Synthesis of Li4Ti5O12 in supercritical water for Li-ion batteries: Reaction mechanism and high-rate performance

Nanosized and highly crystalline spinel lithium titanium oxide (Li4Ti5O12, LTO) particles are synthesized in supercritical water. The effects of various synthesis conditions – feed concentration, reaction time, and calcination – on the particle properties, including particle size, surface area, particle morphology, phase purity, and crystallinity, are carefully analyzed. Phase-pure LTO particles are obtained with a long reaction time of 6 h in supercritical water at 400 °C and 300 bar without subsequent calcination, while the anatase TiO2 impurity phase is detected at shorter reaction times of 5 min to 2 h. Particles synthesize in supercritical water with subsequent calcination at a relatively low temperature of 700 °C exhibit the highly crystalline LTO phase. Based on the analytical results using scanning electron microscopy (SEM), high-resolution transmission electron microscopy (HR-TEM), and X-ray diffraction (XRD), an LTO formation mechanism in supercritical water is proposed. LTO particles prepare in supercritical water with subsequent calcination exhibit excellent long-term cyclability and high-rate performance.
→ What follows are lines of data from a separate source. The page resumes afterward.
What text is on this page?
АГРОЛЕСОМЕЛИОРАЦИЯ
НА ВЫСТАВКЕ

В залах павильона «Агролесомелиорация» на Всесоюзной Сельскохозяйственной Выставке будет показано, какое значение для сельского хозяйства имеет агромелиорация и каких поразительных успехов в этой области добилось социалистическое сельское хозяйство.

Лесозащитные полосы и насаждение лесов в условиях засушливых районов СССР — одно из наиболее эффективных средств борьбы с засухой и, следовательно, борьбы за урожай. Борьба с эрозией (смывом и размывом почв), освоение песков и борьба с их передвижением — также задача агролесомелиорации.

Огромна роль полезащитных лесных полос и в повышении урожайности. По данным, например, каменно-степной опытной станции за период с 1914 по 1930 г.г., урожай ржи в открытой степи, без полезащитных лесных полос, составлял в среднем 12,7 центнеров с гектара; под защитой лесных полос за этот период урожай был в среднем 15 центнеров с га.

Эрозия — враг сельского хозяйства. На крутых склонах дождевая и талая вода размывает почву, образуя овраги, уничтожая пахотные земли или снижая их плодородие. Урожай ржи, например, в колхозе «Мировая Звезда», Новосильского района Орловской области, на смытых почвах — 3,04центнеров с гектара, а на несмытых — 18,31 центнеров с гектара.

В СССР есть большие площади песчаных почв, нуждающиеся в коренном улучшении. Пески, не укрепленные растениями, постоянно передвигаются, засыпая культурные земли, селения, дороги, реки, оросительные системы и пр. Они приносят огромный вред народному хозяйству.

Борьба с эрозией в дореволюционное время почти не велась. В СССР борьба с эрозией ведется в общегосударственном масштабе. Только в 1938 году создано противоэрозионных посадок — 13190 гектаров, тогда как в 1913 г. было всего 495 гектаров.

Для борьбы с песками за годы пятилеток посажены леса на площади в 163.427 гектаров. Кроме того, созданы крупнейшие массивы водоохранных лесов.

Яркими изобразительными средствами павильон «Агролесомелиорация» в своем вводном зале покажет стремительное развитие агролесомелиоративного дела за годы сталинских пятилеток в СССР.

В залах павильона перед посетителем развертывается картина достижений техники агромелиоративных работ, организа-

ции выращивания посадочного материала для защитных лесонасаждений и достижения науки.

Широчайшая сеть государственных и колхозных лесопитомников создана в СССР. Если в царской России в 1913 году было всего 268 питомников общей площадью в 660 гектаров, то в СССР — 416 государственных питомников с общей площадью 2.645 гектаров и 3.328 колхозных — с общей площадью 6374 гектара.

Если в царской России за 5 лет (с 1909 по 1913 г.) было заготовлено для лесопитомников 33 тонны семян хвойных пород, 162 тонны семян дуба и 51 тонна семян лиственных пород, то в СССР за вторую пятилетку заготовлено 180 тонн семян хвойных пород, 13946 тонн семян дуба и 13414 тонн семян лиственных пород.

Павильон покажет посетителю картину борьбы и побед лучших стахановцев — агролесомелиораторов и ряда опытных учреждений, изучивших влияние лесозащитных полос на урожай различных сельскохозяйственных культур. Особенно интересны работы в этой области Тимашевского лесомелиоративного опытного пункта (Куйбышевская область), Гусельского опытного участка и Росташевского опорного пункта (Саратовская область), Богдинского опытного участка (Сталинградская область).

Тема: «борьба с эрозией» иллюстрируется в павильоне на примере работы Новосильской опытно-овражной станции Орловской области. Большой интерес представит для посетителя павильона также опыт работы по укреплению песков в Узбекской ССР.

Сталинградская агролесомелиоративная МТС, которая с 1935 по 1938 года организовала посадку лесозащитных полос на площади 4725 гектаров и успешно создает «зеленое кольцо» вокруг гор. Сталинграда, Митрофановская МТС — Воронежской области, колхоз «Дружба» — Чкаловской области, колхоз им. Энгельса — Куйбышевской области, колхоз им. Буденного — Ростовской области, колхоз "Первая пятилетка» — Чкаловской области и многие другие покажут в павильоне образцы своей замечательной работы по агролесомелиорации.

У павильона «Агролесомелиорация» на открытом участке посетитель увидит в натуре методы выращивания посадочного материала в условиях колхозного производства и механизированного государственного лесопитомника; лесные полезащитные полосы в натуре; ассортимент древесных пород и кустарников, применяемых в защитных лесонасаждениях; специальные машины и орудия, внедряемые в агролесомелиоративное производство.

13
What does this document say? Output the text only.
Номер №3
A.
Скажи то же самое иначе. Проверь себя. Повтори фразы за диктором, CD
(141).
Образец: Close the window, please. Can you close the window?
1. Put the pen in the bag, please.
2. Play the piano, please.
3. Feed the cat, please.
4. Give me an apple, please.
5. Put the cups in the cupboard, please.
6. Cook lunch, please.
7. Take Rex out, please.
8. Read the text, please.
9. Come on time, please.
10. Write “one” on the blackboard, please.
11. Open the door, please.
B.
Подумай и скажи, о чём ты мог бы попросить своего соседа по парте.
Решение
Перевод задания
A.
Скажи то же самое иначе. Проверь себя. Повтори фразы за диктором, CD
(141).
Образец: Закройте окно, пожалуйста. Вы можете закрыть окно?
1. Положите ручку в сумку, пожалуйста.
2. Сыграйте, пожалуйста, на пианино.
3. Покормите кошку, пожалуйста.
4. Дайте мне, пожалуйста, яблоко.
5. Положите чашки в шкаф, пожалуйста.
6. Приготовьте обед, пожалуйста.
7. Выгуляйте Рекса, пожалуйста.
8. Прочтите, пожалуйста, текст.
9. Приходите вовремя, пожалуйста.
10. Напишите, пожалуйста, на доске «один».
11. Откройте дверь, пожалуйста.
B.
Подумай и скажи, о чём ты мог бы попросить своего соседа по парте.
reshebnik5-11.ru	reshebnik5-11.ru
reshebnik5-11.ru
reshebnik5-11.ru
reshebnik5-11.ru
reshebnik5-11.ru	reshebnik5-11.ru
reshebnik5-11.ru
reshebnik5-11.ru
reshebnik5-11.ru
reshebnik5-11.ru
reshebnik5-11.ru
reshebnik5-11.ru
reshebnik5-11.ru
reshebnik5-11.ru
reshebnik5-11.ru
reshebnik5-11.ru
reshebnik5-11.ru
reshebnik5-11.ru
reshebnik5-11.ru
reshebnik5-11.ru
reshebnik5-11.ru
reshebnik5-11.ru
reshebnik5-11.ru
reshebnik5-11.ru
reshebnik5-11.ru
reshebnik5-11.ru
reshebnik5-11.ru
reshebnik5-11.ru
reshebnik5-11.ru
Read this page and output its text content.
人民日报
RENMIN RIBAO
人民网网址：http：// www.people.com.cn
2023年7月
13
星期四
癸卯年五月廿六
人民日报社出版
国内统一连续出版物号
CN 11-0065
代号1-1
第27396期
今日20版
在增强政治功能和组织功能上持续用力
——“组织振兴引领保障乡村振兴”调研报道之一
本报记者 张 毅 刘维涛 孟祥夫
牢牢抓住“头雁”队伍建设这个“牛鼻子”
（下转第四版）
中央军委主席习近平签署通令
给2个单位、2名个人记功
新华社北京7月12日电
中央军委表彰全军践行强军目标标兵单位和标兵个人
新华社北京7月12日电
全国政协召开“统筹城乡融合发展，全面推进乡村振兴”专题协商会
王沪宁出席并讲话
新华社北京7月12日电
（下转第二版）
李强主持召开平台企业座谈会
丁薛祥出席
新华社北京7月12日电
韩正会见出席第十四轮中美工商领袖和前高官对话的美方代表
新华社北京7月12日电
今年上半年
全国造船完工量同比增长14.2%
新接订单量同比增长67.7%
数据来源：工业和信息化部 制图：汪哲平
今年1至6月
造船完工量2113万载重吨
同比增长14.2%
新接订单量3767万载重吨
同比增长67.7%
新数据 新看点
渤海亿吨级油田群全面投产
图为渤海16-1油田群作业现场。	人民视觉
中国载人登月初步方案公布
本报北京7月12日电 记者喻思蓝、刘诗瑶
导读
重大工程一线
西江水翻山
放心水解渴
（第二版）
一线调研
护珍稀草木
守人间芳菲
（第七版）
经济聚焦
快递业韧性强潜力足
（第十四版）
The discharge capacity after 400 cycles at 1C is 117.2 mAh g−1, which is approximately 80% of the initial discharge capacity (147.1 mAh g−1), and the discharge capacity at 10C is 100.5 mAh g−1. These electrochemical performances are significantly better than those of uncalcinated LTO synthesize in supercritical water and solid-state synthesize LTO.

► Nanosized Li4Ti5O12 with high crystallinity synthesized in supercritical water and calcination.
► Li4Ti5O12 formation mechanism in supercritical water proposed.
► Li4Ti5O12 shows excellent high-rate performance up to 10C (100.5 mAh g−1).
► Li4Ti5O12 shows excellent long-term cyclability up to 400 cycles.